15 de set de 2014

Pessoas inteligentes podem ter mais dificuldade com as tomadas de decisões


Inteligente e indeciso

Quem não conhece aquele cara inteligente e bem-sucedido, mas que só tomou olé de mulher e a vida pessoal é uma desgraça? Amigos que prometiam chegar longe — por seus intelectos precoces e geniais lhes terem garantido muitas coisas na vida — de repente ficam à mercê de uma escolha pequena, mas claramente mal resolvida.



De acordo com Ira Hyman, professor de psicologia da Universidade Western Washington, tudo depende da sua capacidade de memória, e o volume de informações que você consome. Especialista em memória, Hyman já publicou inúmeras pesquisas sobre experimentos que ele mesmo fez para entender a relação entre a memória e eventos traumáticos, cegueira por desatenção e até letras de música. Confira só o que ele descobriu sobre o papel da inteligência sobre as nossas escolhas na vida.

Ser crítico não é ser o máximo.
Assumimos que é bacana ser inteligente. Que pessoas inteligentes costumam tomar sempre as melhores decisões. Mas os mais espertos podem ser tão bons no raciocínio que conseguem chegar à conclusão ou desfecho lógico que quiserem — não necessariamente aquele que precisam.

Informação demais pode atrapalhar suas decisões.
Se as pessoas fossem mais bem informadas teríamos mais consenso em questões básicas da nossa existência, como por exemplo as científicas. O acesso à informação e o pensamento crítico deveria nos guiar até respostas melhores. Sempre pensamos que a educação é uma das grandes respostas para grandes tabus. Mas  estamos errados ao pensar assim. Ser inteligente e informado é o grande problema em muitos casos. Pessoas astutas frequentemente chegam a más conclusões em relação a questões há muito tempo resolvidas pela ciência.

Inteligência pode‘cegar’a razão
Pessoas inteligentes também são mais propensas a rejeitar evidências científicas. Elas são tão boas na argumentação racional que conseguem chegar às conclusões que querem. E más conclusões sobre fatos comprovados cientificamente colocam esses indivíduos em risco por suas próprias decisões.

E ser inteligente é parte do problema. Tudo porque a “alta capacidade de raciocínio não é garantia de resposta certa”, salienta Ira Hyman. “Ser inteligente te permite avaliar e rejeitar criticamente uma evidência inconsistente com o seu ponto de vista. Em outras palavras, ser inteligente proporciona mais meios de sustentar a sua resposta predileta”, explica o especialista.
O problema do pensamento crítico
Em essência: mais informação e habilidades no pensamento critico podem piorar as coisas.

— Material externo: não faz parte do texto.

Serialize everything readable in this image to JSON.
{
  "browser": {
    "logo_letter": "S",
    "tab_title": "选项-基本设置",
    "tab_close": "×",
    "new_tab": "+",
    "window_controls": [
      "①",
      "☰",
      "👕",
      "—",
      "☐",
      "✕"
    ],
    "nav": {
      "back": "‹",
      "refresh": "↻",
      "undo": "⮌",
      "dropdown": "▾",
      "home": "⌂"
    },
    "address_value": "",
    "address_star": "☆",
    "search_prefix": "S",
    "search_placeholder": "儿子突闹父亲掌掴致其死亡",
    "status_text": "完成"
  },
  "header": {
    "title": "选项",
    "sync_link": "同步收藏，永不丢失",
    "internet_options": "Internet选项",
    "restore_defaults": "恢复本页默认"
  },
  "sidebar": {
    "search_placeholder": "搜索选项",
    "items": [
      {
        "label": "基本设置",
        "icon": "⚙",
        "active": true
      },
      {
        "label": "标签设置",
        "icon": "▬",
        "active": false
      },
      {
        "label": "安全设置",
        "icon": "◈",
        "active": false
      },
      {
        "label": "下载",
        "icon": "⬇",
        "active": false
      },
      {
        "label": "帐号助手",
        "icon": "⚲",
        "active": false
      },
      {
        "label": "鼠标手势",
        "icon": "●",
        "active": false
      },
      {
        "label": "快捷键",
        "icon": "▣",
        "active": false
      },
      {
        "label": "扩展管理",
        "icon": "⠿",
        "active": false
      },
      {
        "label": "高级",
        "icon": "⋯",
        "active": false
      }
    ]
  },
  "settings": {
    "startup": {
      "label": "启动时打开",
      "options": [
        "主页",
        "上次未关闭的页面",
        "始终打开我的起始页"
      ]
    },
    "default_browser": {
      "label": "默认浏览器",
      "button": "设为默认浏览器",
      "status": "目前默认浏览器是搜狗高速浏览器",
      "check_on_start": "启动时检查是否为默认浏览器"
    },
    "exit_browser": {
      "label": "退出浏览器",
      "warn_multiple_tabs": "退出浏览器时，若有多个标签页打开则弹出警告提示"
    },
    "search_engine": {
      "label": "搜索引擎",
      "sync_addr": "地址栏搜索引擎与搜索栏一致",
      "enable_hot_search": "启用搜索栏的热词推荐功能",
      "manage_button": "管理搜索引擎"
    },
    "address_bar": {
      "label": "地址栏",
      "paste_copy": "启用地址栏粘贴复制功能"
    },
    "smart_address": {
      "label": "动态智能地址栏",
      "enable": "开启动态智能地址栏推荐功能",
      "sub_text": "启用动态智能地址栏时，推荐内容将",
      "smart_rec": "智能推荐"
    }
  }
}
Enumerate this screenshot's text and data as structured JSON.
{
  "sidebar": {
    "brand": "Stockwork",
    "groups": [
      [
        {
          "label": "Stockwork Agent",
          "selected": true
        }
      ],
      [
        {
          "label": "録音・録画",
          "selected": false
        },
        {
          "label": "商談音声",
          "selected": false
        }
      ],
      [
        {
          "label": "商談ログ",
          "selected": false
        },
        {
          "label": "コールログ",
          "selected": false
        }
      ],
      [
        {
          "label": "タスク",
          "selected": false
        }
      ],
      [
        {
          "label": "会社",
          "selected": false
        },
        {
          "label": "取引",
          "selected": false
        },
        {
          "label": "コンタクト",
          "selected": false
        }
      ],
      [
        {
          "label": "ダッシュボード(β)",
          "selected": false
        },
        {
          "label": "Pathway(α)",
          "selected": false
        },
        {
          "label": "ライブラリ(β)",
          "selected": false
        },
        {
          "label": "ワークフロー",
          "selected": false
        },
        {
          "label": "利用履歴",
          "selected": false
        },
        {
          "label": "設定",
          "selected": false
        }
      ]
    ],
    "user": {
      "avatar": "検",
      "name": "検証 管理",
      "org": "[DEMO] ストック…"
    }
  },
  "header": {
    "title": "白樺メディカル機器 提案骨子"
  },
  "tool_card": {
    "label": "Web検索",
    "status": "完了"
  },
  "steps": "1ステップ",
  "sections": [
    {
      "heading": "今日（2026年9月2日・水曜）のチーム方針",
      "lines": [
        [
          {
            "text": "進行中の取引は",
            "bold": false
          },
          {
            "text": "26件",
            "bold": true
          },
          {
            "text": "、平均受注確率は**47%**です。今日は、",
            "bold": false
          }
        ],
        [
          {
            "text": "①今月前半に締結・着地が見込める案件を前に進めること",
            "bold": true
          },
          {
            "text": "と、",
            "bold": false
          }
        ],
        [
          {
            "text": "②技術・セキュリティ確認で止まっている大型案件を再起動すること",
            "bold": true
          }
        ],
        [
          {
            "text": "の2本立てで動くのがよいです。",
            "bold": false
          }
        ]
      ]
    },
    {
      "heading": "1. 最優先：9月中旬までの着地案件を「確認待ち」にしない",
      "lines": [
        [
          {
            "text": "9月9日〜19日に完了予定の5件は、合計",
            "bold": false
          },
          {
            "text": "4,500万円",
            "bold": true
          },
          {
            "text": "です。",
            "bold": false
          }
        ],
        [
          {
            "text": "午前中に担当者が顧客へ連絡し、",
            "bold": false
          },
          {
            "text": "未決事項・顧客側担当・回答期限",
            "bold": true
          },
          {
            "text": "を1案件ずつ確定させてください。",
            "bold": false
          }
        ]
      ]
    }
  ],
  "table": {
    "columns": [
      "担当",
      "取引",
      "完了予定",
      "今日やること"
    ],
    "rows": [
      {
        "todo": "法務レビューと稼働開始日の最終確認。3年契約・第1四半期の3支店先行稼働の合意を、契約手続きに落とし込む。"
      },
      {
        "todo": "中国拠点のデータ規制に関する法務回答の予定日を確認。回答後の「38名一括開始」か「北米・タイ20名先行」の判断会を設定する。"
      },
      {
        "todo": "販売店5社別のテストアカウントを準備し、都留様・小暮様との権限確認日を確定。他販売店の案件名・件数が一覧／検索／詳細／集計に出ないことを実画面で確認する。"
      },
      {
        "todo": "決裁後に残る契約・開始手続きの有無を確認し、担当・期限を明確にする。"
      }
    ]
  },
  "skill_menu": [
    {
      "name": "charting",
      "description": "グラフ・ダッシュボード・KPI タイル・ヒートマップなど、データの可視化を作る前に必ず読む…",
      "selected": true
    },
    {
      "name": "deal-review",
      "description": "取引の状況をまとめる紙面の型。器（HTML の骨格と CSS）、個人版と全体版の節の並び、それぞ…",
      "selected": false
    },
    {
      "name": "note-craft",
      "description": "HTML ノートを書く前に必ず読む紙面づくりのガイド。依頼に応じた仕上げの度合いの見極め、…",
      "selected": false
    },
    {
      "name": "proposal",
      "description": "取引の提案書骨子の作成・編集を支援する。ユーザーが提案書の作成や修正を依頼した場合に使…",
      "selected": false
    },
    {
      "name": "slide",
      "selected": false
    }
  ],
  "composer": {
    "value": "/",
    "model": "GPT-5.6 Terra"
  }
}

Estudos comprovam que mais informação não muda tanto assim as pessoas. Em vez disso, elas usam a informação que absorvem pra justificar e defender seus pontos de vista. Mais informação pode nos tornar mais extremos.

Mas então qual é o problema com o pensamento? Pensar é uma atividade guiada por nossas estruturas gerais de crença. Temos ideias, e geralmente essas ideias estão associadas com vários aspectos de nossa identidade.

O mecanismo parece simples, mas não é. Quando somos confrontados por um problema, temos ideias sobre qual é a resposta correta. Neste momento, estamos mais abertos a indícios que estejam de acordo com nossas crenças pré-existentes. Ficamos mais críticos a informações inconsistentes com nossas percepções. Ou seja, a que a gente se lembra do que interessa e rejeita o que não nos interessa!

“Mais informação me permite defender melhor minha posição, mesmo quando a informação não bate com as minhas opiniões. Ao pensar cada vez mais criticamente, esses processos vão nos tornando mais extremos”, alerta Hyman.

Segundo psicólogos da Universidade de Amsterdã, na Holanda, tudo muda se, antes de tomar uma decisão complexa, você for dar um rolê, ou se ocupar com qualquer outra coisa. Agora você já sabe: Pensar demais sobre o mesmo assunto não vai ajudar a chegar à melhor solução. Vale a pena mesmo segurar a onda e pegar leve!